You would think that this sheep would be really annoyed by a magpie climbing all over her face, covering an eye and pecking at the wool, but they seem very tolerant. In this photo the magpie wasn't landing but had walked down the face and was climbing back up.
But eventually she did shake off the bird. Maybe it had
managed to scratch an itch at one of the sheep's acnestis.
acnestis (pronounced AK-nist-uhs) means 'The part of the body where one cannot reach to scratch' - a word we picked up a few days ago from the Wordsmith.org daily mailing a few days ago and couldn't resist using - we had no idea a word for this existed!
Lets have a rave for the house sparrow in sad decline.
This is the first time we have recorded one at this feeding station outside the kitchen.
Unusual view of a Greenfinch showing more green than you usually see.
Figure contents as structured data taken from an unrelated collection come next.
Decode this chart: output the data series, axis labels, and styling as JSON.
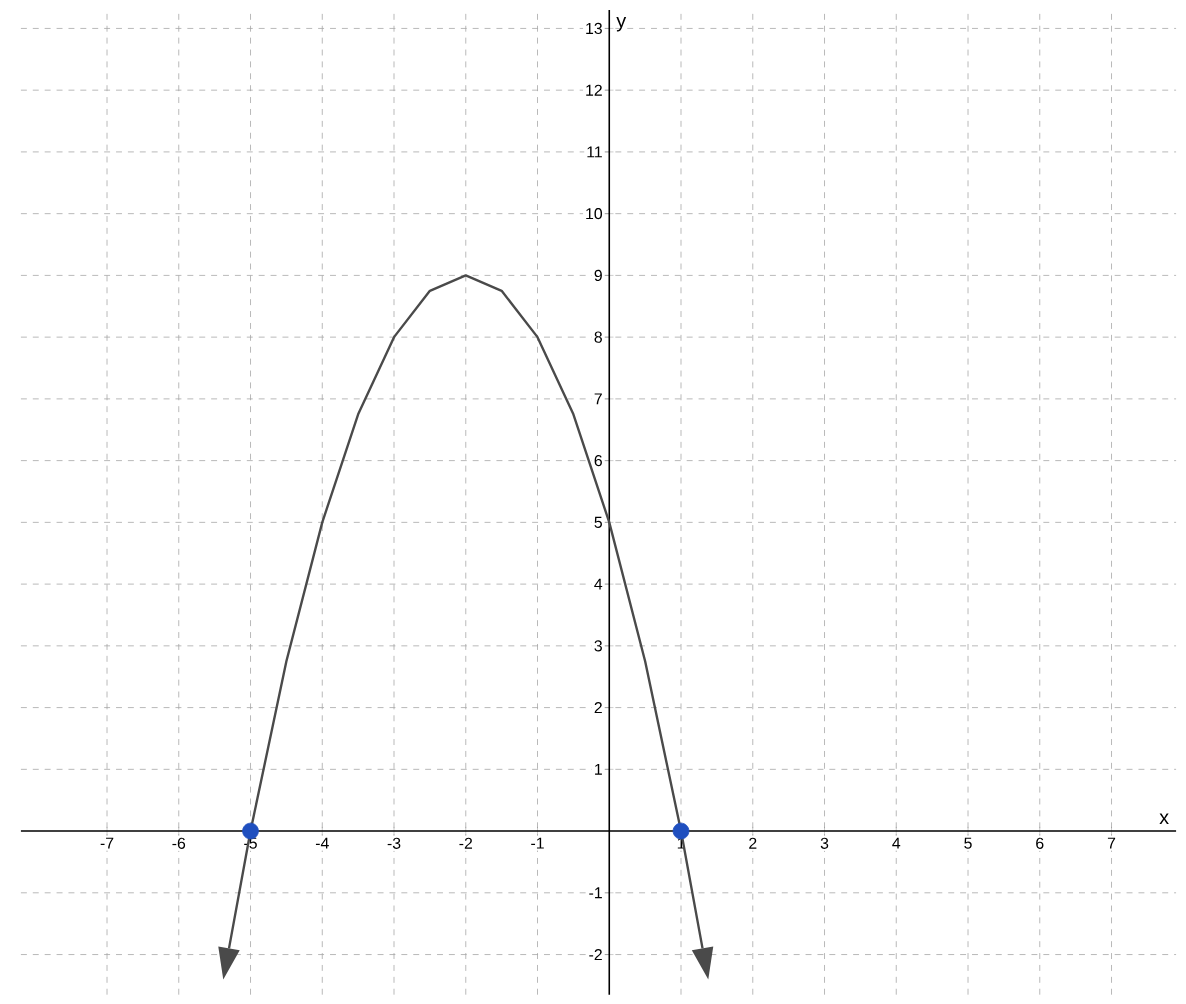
{
  "chart_data": {
    "type": "line",
    "xlabel": "x",
    "ylabel": "y",
    "xlim": [
      -8.2,
      7.9
    ],
    "ylim": [
      -2.65,
      13.3
    ],
    "xticks": [
      -7,
      -6,
      -5,
      -4,
      -3,
      -2,
      -1,
      1,
      2,
      3,
      4,
      5,
      6,
      7
    ],
    "yticks": [
      -2,
      -1,
      1,
      2,
      3,
      4,
      5,
      6,
      7,
      8,
      9,
      10,
      11,
      12,
      13
    ],
    "grid": true,
    "series": [
      {
        "color": "#4a4a4a",
        "line_style": "solid",
        "marker": "none",
        "x": [
          -5.3,
          -5,
          -4.5,
          -4,
          -3.5,
          -3,
          -2.5,
          -2,
          -1.5,
          -1,
          -0.5,
          0,
          0.5,
          1,
          1.3
        ],
        "values": [
          -1.9,
          0,
          2.75,
          5,
          6.75,
          8,
          8.75,
          9,
          8.75,
          8,
          6.75,
          5,
          2.75,
          0,
          -1.9
        ]
      },
      {
        "type": "scatter",
        "color": "#1f4fbf",
        "marker": "circle",
        "x": [
          -5,
          1
        ],
        "values": [
          0,
          0
        ]
      }
    ]
  }
}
Looks almost luminous - we haven't 'wound up' the colour.
A glorious male chaffinch showing us all his colours except for the blue beak he has only in the breeding season.
The Leopard slug seems to have found a whole windfall apple to rasp at with his radula.
Having finally identified a night-time bird call as little owls we are now clued in to finding them. At the moment we have at least two visiting and they have been momentarily spotted together about 25cm apart on a tree branch. But more often they are calling to each other in a wonderful ping-pong stereo effect. Here is one of them at the top of a telephone pole.
We think starlings look wonderful. The bird on the right was calling.
The kestrel and a jackdaw had a little spar up in the distance but the kestrel finally got the upper hand and drove the jackdaw down to the ground (always, of course, out of sight!). The is an accurate montage at about 7 fps.
This kestrel caught a mouse in the grass, flew to a fence post
with it in one claw and proceeded to devour it.
(The montage is mirrored to provide left to right flow so the prey is in the right foot should it matter to anyone.)
Watching a Kestrel bird dropping in height in steps before diving onto prey never ceases to thrill us. This is an accurate montage at about 7 fps (so this sequence lasts a bit less than a second).
The kestrels really are resisting corvid harassment very determinedly this year. This rook spent several minutes flying over this kestrel from one side of the wires to the other, waiting a few second and doing it again (we think about 5 times). This accurately positioned but arbitrary selection of images was from a right to left flyover (into the wind where it could hover). The kestrel only moved it's head to watch so we started assembly of this montage using the kestrel belonging to the top rook.
Watching a Kestrel bird dropping in height in steps before diving onto prey never ceases to thrill us. The top bird is accurately positioned where it made it's final hover. The 5 lower images are an accurate montage at about 7 fps (so this part of the sequence lasts a bit less than a second).
The Pied Wagtails visit from November through February and the most likely place to find them is on a sun warmed area of roof slates - they work round the house as the sun moves round looking for insects drawn into action by the warmth. From 2 years ago we include a montage of bird chasing after an insect. This year we so far have a victorious capture on the roof ridge.
The Grey squirrels are feeding like mad to fatten up for the winter cold and leaner pickings. Contrary to what many people believe they do not hibernate but only come out of their drays for short periods to feed.
A bit of fun with probably the same fieldmouse (wood mouse) over some 5 hours on 1 night. So far we think we are seeing just this one young mouse at this new site.
Jays are just so beautiful! They are about the same size as magpies (and belong to the same family of corvids). No doubt this one will be burying loads of acorns for winter feeding, many of which will sprout next year.
After preparing this we enjoyed a BBC Autumnwatch TV program also eulogising about Jays and Magpies.